Updated 7 a.m. 6/3/2014 with clarifications and a statement from Optimizely.
Optimizely, a popular service that helps web site owners conduct tests to improve usability, is leaking information about those tests.
“It’s really useful if you’re looking at competitors’ stuff, and seeing what they’re running,” McLaughlin told VentureBeat.
McLaughlin built a site, whatyatesting.com, to show off the vulnerability. For instance, you can see which Optimizely tests Starbucks is conducting, or which tests Healthcare.gov has done. Other sites McLaughlin has scoped out include payroll-processor ADP, freelance marketplace oDesk, domain registrar GoDaddy, and news site CNN.
Optimizely simplifies the process of doing A/B tests, in which a site randomly delivers one of two variations to each visitor, then collects data about which variation visitors click on more. A/B tests can be handy for deciding which color to make a “buy” button, how large of a font to use, what header image to use, and so on.
But A/B tests can also be used to try out new products on a subset of a site’s audience — or to try out new pricing schemes. If those tests reached a wider public — or a site’s competitors — the leaks could be potentially damaging.

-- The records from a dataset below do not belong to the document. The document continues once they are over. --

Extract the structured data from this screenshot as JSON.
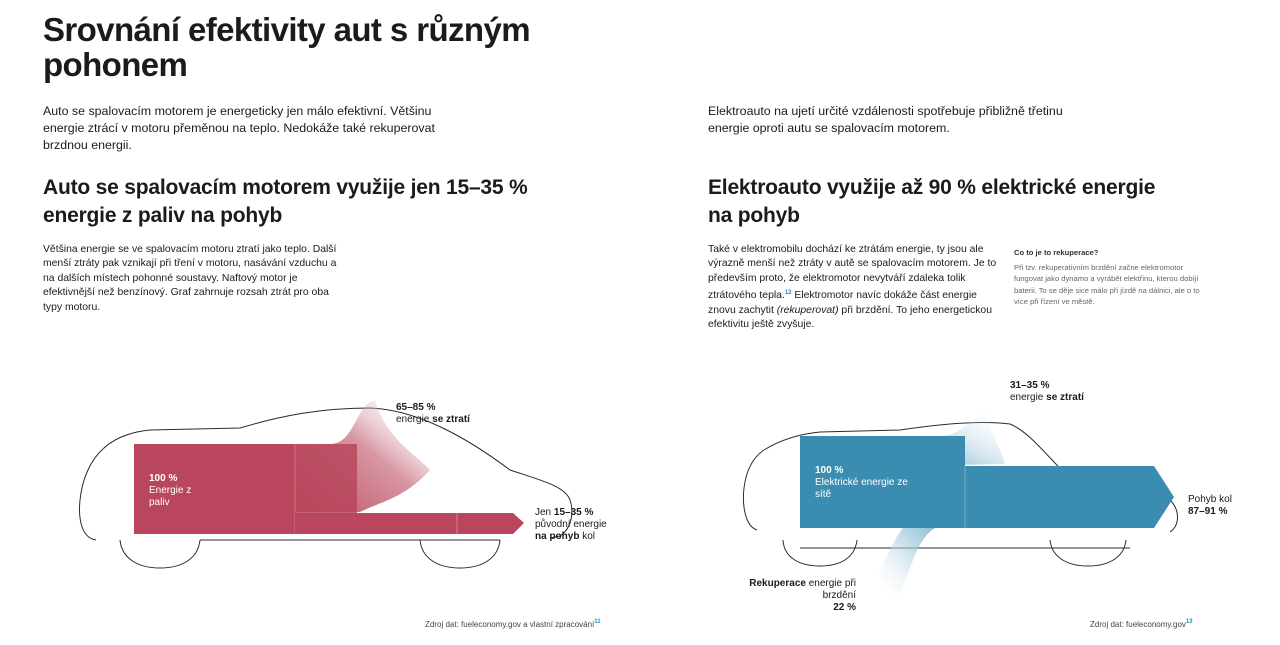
{
  "title": "Srovnání efektivity aut s různým pohonem",
  "left": {
    "intro": "Auto se spalovacím motorem je energeticky jen málo efektivní. Většinu energie ztrácí v motoru přeměnou na teplo. Nedokáže také rekuperovat brzdnou energii.",
    "heading": "Auto se spalovacím motorem využije jen 15–35 % energie z paliv na pohyb",
    "body": "Většina energie se ve spalovacím motoru ztratí jako teplo. Další menší ztráty pak vznikají při tření v motoru, nasávání vzduchu a na dalších místech pohonné soustavy. Naftový motor je efektivnější než benzínový. Graf zahrnuje rozsah ztrát pro oba typy motoru.",
    "diagram": {
      "input_value": "100 %",
      "input_label": "Energie z paliv",
      "loss_value": "65–85 %",
      "loss_prefix": "energie",
      "loss_bold": "se ztratí",
      "output_pre": "Jen",
      "output_value": "15–35 %",
      "output_mid": "původní energie",
      "output_bold": "na pohyb",
      "output_post": "kol",
      "flows": {
        "input_pct": 100,
        "loss_pct_range": [
          65,
          85
        ],
        "output_pct_range": [
          15,
          35
        ]
      },
      "color": "#b9465c"
    },
    "source": "Zdroj dat: fueleconomy.gov a vlastní zpracování",
    "source_ref": "11"
  },
  "right": {
    "intro": "Elektroauto na ujetí určité vzdálenosti spotřebuje přibližně třetinu energie oproti autu se spalovacím motorem.",
    "heading": "Elektroauto využije až 90 % elektrické energie na pohyb",
    "body_1": "Také v elektromobilu dochází ke ztrátám energie, ty jsou ale výrazně menší než ztráty v autě se spalovacím motorem. Je to především proto, že elektromotor nevytváří zdaleka tolik ztrátového tepla.",
    "body_ref": "12",
    "body_2": " Elektromotor navíc dokáže část energie znovu zachytit ",
    "body_em": "(rekuperovat)",
    "body_3": " při brzdění. To jeho energetickou efektivitu ještě zvyšuje.",
    "side_title": "Co to je to rekuperace?",
    "side_text": "Při tzv. rekuperativním brzdění začne elektromotor fungovat jako dynamo a vyrábět elektřinu, kterou dobíjí baterii. To se děje sice málo při jízdě na dálnici, ale o to více při řízení ve městě.",
    "diagram": {
      "input_value": "100 %",
      "input_label": "Elektrické energie ze sítě",
      "loss_value": "31–35 %",
      "loss_prefix": "energie",
      "loss_bold": "se ztratí",
      "output_label": "Pohyb kol",
      "output_value": "87–91 %",
      "regen_bold": "Rekuperace",
      "regen_label": "energie při brzdění",
      "regen_value": "22 %",
      "flows": {
        "input_pct": 100,
        "loss_pct_range": [
          31,
          35
        ],
        "regen_pct": 22,
        "output_pct_range": [
          87,
          91
        ]
      },
      "color": "#3a8db0"
    },
    "source": "Zdroj dat: fueleconomy.gov",
    "source_ref": "13"
  }
}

Code education company General Assembly, for instance, appears to be testing a price change from $29 to $49 for some of its online classes. And Alexa.com is testing new products, but only with a subset of the worldwide audience, McLaughlin said.
In a response, Optimizely stated:
We recognize that some customers may prefer that their experiment and variation names not be visible in source code, even if it makes integrations with third-party tools a little bit harder. To address this, we will soon release an option for customers to mask Optimizely experiment and variation names in source code.
McLaughlin said he’d brought this vulnerability to Optimizely’s attention before but had received no response. Eventually that prompted him to bring the story to the public, via VentureBeat.
Optimizely said that it had no record of McLaughlin contacting the company.